İsrail'in dikkat etmek zorunda olduğu bir denge de Azerbaycan ile olan ilişkileridir. Azerbaycan, İsrail'in önemli petrol tedarikçileri arasındadır. Azerbaycan, İsrail'e 1 milyar 394 milyon dolar değerinde 2,2 milyon ton petrol ihraç ediyor. Bu, İsrail'in yıllık petrol ihtiyacının yüzde 20'sidir. İsrail'in petrol ihtiyacının yüzde 30'unu ise Kazakistan ve Türkmenistan sağlıyor. Azerbaycan ile İsrail arasında daha birçok konuda iş birliği yapılmaktadır. İsrail'in, Azerbaycan'ın kardeşi Türkiye'ye saldırması Bakü'nün tahammül etmeyeceği bir gelişmedir. İsrail de bunu bilmektedir.
İsrail'in Akdeniz'de, ekonomik münhasır bölgesinde bulunan zengin doğal gaz kaynaklarıyla ilgili planlarında Türkiye'nin hayati önemi var.

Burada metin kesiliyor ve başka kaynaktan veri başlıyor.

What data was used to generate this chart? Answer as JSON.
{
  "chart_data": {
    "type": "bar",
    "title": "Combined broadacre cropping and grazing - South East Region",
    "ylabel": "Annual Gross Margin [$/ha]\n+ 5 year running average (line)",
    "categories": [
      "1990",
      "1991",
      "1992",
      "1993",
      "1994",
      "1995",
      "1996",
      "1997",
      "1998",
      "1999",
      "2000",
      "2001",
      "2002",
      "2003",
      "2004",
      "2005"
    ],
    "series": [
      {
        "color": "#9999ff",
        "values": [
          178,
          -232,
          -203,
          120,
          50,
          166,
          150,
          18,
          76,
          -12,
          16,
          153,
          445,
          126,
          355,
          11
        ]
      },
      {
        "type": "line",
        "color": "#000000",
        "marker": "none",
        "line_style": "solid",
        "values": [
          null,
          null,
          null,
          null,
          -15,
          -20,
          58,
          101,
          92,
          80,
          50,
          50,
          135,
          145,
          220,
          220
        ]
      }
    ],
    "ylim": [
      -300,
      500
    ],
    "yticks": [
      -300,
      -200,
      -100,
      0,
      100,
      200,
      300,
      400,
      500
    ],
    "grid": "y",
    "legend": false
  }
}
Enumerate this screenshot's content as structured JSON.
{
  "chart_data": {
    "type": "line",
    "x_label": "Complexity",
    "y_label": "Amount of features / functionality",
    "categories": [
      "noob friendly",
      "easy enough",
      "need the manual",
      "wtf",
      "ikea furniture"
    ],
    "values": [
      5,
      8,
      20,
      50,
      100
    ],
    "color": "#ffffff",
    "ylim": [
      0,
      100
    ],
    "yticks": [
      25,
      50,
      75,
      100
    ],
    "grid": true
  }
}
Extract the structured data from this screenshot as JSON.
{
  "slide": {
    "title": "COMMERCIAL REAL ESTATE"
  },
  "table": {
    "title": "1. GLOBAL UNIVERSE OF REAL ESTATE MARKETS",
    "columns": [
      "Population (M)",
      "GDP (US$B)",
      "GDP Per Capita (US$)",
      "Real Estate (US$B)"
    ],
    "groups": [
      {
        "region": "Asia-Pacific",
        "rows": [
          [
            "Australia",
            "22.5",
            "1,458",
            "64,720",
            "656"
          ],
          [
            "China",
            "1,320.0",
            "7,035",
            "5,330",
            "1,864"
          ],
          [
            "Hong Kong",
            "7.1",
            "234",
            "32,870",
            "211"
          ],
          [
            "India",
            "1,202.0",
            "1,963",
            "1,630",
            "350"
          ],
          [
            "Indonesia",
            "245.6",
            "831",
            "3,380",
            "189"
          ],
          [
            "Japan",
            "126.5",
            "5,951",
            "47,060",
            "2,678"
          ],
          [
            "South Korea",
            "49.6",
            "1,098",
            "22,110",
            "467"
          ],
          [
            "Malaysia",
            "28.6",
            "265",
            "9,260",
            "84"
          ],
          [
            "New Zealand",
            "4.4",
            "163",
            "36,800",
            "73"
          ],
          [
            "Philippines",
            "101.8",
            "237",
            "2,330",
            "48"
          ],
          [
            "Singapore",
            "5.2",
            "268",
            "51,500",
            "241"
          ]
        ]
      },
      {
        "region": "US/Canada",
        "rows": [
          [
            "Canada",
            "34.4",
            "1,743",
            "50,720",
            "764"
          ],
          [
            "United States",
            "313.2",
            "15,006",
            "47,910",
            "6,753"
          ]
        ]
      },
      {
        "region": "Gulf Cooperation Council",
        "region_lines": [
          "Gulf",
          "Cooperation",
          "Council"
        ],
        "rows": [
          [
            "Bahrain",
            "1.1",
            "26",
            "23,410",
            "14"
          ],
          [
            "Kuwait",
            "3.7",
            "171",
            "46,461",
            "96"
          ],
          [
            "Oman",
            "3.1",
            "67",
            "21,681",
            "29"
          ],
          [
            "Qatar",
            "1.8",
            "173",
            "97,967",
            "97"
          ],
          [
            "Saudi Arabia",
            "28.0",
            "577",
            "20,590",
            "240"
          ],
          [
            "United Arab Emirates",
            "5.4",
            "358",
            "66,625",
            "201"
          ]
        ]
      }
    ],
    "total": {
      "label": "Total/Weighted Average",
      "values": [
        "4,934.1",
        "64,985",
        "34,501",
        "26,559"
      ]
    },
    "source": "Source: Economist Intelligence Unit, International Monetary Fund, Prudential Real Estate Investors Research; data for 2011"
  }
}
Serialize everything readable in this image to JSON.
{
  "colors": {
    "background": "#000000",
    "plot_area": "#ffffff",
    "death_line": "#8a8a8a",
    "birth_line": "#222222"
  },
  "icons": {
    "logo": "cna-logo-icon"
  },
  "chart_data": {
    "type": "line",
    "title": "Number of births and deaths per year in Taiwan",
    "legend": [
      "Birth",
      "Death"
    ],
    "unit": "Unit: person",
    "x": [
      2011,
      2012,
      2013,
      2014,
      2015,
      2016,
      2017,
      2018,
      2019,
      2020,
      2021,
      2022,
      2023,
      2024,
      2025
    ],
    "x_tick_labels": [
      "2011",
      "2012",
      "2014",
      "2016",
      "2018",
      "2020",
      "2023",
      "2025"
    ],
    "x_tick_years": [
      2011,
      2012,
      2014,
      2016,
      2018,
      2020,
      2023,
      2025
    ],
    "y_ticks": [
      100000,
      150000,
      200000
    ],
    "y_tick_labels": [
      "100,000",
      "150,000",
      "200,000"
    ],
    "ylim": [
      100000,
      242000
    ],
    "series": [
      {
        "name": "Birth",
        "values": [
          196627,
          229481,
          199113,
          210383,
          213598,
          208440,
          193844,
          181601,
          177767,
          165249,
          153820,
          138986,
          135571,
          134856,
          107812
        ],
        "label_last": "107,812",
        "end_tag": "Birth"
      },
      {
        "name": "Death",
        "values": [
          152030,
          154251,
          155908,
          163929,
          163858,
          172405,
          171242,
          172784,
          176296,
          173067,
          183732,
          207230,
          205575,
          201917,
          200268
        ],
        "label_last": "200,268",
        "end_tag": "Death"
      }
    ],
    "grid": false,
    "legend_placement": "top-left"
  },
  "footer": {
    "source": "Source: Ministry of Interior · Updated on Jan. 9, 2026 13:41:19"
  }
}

Doğal gazı Avrupa'ya ihraç edeceği boru hatları için en kısa ve en az maliyetli yolun, Kuzey Kıbrıs Türk Cumhuriyeti (KKTC) kara sularından ve Türkiye üzerinden geçeceği uzun süredir İsrail'in de dillendirdiği somut seçenektir. Türkiye'ye saldırması halinde bu yolun kapanacağını bilmektedir.
Sıraladığımız nedenlerden hareketle İsrail'in, Türkiye'ye saldırıp saldıramayacağına siz karar verin.
Ancak göz ardı edilen bir gerçek var ki o da İsrail'in, Türkiye'ye dolaylı yollardan zaten uzun yıllardır saldırdığı ve saldırmaya devam edeceğidir.
Sonuç:
İsrail’in Türkiye’ye doğrudan saldırma ihtimali, yakın ve orta vadede son derece düşük. Bu, iki ülkenin stratejik çıkarlarına aykırı. Ancak diplomatik gerilimler, ekonomik baskılar, siber savaş gibi dolaylı yöntemler önümüzdeki dönemde artabilir.